It was January in Chicago and I was very tired. I hadn't prepared well for the concert and the Villa-Lobos was tragic. I should have memorized it. I should have practiced it. But I hadn't. Instead, I'd taped great sheets of paper together in some kind of master plan, but they fell off the stand and the pause was interminable. In the end Beverly started singing without me. We never performed together again.
The church was practically empty, anyway.
But my sister had flown in and my 85-year old granddad had flown in to surprise me and a not so great day turned in to a great one. I still remember it. I remember granddad clinging to me as we crossed the icy street to the Raffaello. I remember falling asleep playing pinochle with him. (I still have the deck we used. I don't remember the rules.)
I remember feeling loved and warm in paincold Chicago.

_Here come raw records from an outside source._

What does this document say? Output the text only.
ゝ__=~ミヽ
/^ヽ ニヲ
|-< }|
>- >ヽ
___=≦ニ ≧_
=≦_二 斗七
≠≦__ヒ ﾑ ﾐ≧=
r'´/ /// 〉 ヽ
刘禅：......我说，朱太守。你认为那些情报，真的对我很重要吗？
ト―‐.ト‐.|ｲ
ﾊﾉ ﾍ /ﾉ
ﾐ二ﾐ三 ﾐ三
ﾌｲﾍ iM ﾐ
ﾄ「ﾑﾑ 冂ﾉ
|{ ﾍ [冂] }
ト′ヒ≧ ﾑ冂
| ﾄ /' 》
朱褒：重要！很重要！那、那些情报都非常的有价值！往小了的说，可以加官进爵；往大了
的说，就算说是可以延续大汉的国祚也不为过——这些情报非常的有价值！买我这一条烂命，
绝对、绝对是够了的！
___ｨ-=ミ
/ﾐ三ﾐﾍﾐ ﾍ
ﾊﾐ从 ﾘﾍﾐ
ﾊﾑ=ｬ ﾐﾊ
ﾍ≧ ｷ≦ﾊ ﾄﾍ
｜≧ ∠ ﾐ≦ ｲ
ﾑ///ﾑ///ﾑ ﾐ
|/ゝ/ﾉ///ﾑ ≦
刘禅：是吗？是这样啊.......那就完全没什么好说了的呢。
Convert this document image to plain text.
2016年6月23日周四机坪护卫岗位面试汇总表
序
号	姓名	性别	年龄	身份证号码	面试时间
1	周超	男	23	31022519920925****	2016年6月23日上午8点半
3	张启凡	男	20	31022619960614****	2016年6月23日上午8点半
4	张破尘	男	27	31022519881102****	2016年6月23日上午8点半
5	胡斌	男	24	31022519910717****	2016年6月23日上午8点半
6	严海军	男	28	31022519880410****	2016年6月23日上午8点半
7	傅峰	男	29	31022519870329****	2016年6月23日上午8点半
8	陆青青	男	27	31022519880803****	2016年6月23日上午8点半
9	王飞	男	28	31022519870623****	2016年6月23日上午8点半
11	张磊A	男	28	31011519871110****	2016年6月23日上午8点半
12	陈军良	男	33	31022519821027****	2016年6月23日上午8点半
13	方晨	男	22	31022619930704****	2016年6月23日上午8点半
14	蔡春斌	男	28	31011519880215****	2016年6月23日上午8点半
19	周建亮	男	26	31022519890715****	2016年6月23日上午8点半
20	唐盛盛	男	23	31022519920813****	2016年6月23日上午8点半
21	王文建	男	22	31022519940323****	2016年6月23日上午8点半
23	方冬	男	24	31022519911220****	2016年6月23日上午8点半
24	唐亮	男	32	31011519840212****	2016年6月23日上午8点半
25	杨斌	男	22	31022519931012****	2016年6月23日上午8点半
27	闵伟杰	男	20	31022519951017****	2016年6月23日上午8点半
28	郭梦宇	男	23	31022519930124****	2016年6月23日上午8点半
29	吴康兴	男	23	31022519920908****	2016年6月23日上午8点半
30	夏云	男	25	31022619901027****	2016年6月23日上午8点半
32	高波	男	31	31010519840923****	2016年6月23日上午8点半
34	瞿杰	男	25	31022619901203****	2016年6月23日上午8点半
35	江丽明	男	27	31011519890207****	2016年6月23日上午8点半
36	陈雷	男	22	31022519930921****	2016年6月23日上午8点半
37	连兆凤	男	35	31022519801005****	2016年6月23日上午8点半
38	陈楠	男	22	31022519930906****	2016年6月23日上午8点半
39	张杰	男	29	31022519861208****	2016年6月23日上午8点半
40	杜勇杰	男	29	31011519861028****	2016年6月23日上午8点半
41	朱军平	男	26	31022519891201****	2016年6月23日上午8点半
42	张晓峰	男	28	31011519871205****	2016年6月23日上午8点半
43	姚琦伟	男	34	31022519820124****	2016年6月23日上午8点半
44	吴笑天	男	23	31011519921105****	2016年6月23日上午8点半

Now, Chicago is a decade behind me. Granddad's gone. My tiredness and career have trudged on. Lots of days between that one and this one, not so many great memories. The country descends down down down and I keep aging all the time.
And these are the things of life. A bad concert that no one went to. Wine and cards up in the air with snow fling all around. Surprises laughter family. And the memory of it all on Friday morning with coffee at a table miles and lifetimes away from there.
Gray clouds today. A large bird glides by as I look out the window, wings steady. It slides from view.